The Dollar/Yen is trading higher on Monday as traders adjust positions ahead of this week’s interest rate and monetary policy statements from the U.S. Federal Reserve and the Bank of Japan. Increased demand for risky assets is also helping to support the Forex pair as stock market investors resume borrowing from Japanese banks and investing in U.S. equities.

At 10:51 GMT, the USD/JPY is trading 108.705, up 0.143 or +0.13%.

The dollar continues to rise against the Japanese Yen in reaction to Friday’s strong U.S. economic data which led investors to reassess whether the Fed will sound as dovish as expected as anticipated earlier in the week at this week’s monetary policy meeting.

Friday’s stronger-than-expected U.S. retail sales report reduced the chances of an interest rate cut this week, lifting the U.S. Dollar. Nonetheless, in its monetary policy statement, Fed Chairman Jerome Powell is expected to leave open the possibility of future rate cuts.

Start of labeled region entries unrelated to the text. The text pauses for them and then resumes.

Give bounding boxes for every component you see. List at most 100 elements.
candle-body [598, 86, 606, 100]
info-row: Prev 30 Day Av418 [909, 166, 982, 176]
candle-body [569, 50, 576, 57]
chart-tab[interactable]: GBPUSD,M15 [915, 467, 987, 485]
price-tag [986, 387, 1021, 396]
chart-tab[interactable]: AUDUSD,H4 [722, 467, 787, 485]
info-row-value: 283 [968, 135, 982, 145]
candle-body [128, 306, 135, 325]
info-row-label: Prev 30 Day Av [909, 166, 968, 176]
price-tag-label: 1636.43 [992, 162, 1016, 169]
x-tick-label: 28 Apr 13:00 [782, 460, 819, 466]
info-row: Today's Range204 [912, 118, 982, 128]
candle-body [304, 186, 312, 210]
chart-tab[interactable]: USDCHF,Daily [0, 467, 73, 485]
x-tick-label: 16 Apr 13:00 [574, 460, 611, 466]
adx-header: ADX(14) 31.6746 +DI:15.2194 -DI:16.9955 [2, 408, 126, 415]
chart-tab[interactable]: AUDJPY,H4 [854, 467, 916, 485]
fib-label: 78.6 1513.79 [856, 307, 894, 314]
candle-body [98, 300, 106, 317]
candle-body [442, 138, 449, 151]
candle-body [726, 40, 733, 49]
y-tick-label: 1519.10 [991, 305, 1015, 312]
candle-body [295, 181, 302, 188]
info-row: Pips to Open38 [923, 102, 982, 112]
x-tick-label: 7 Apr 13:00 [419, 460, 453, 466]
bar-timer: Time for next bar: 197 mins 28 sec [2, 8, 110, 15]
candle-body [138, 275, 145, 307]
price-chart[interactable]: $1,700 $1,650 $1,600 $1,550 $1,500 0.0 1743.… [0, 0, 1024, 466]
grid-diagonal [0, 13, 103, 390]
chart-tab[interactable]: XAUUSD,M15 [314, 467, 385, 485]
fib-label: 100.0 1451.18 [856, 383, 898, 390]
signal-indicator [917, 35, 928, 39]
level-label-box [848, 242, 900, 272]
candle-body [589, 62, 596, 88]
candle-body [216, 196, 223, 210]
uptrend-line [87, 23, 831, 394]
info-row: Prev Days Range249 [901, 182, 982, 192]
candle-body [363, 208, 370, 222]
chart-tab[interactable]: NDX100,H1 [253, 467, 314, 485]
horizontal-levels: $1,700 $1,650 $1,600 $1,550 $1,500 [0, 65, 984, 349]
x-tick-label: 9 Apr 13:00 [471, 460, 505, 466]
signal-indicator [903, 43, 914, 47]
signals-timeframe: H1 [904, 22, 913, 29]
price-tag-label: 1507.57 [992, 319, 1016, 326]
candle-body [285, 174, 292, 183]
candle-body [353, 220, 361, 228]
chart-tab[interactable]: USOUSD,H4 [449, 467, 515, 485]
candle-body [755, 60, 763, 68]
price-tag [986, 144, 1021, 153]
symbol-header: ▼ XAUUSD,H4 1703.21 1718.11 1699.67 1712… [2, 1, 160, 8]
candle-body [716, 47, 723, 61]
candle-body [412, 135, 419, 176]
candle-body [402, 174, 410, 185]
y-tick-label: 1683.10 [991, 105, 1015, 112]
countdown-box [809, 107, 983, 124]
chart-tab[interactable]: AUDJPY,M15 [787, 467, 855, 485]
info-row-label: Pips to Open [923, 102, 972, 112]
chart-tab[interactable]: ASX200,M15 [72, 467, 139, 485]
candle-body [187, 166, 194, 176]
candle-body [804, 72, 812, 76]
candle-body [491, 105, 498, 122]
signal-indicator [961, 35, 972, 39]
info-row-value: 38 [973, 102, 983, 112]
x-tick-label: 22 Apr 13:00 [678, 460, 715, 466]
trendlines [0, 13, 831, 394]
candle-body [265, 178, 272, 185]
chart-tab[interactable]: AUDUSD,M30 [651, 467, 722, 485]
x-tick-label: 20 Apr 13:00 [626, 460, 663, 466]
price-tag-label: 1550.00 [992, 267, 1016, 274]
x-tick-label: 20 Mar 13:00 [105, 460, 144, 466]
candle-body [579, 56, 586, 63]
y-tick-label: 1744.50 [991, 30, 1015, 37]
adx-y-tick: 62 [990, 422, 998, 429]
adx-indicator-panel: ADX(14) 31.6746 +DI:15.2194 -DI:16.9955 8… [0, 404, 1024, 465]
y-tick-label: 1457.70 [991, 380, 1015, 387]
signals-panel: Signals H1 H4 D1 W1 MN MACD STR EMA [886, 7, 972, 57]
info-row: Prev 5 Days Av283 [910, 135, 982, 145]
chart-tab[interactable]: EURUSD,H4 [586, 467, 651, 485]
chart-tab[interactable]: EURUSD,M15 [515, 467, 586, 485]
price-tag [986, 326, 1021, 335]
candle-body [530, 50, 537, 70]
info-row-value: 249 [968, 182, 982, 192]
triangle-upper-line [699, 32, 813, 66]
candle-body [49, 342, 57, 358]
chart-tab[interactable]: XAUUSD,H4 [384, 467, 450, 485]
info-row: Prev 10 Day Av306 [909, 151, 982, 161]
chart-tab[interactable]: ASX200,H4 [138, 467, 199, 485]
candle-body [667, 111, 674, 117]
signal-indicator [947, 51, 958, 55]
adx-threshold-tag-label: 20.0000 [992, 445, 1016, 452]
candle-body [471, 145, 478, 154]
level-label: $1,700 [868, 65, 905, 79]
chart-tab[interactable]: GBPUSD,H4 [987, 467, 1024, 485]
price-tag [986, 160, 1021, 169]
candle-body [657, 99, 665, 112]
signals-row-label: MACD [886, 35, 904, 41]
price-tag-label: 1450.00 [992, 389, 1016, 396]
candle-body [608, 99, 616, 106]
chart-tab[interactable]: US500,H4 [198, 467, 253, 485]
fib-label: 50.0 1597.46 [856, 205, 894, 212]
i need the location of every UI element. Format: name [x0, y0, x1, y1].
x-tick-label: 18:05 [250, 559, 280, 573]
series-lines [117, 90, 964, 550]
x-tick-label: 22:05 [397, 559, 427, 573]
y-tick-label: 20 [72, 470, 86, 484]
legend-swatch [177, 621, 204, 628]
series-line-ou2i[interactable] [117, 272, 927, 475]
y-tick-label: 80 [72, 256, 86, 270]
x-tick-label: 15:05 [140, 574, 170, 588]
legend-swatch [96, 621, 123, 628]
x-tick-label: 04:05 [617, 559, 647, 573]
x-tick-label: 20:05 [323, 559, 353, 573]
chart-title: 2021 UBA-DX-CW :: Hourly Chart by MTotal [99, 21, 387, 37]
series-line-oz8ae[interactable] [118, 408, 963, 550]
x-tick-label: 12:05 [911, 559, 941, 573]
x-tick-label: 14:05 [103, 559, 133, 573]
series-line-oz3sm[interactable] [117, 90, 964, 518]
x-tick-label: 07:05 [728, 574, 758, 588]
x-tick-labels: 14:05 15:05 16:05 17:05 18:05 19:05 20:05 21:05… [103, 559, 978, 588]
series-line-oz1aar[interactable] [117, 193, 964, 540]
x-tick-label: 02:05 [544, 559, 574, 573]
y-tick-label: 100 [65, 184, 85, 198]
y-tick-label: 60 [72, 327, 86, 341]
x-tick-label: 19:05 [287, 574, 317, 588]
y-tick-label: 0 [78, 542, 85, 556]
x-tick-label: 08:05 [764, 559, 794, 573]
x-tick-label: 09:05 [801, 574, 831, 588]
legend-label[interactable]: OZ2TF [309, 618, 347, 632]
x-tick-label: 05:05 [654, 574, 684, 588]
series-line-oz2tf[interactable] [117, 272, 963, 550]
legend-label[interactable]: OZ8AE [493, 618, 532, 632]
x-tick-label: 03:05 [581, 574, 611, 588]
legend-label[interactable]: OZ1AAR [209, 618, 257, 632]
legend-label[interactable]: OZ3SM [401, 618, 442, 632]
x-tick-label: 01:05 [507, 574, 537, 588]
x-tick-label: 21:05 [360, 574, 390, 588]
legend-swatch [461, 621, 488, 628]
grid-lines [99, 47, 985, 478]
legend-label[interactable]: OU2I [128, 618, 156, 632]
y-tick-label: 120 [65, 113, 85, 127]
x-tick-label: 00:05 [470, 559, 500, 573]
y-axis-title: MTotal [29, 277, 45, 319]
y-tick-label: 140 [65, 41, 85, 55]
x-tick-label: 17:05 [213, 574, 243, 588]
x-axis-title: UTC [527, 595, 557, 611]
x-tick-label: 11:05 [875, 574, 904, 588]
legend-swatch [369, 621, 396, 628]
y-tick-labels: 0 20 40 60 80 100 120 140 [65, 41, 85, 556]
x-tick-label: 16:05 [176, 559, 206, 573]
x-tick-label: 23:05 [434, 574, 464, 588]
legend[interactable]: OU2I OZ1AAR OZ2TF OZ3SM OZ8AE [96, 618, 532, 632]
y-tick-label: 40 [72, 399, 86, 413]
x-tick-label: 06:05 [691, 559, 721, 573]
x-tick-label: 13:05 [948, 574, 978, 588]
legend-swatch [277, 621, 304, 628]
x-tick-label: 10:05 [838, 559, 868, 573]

Expectations of an interest rate cut at the Fed’s June 18-19 meeting fell from 28.3% on Thursday to 21.7% after the retail sales data, according to CME Group’s Fed Watch tool. However, bets for monetary easing at the July meeting remain at 85% and at 70% probability of another reduction in September.

Last week’s economic reports were mixed but the reduction in the chances of a June rate cut indicates that investors don’t expect a rate cut from the Fed at this meeting because the economy is still relatively strong. Some investors feel the need for a rate cut has been driven by trade and geopolitical events and not a weaker economy. However, they are still not certain how “dovish” the Fed will actually sound in its monetary policy statement. Some also believe the Fed runs a risk at sounding “too hawkish”.

According to RBC strategist Elsa Lignos, “Markets are pricing a high probability of a July cut, despite there being unusually high uncertainty, particularly around trade. We find it hard to believe that the Fed would cut rates if post-G20, for example, there were a de-escalation of tensions with China (simply a resumption of talks).”

At this time, it looks as if the markets are willing to concede the Fed will drop the word “patient” in its monetary policy statement, but even a rate cut in July is not a certainty because market sentiment could change rapidly to positive if the U.S. and China decide to resume trade talks after a proposed meeting between U.S. President Trump and Chinese President Xi Jinping takes place at the G20 summit.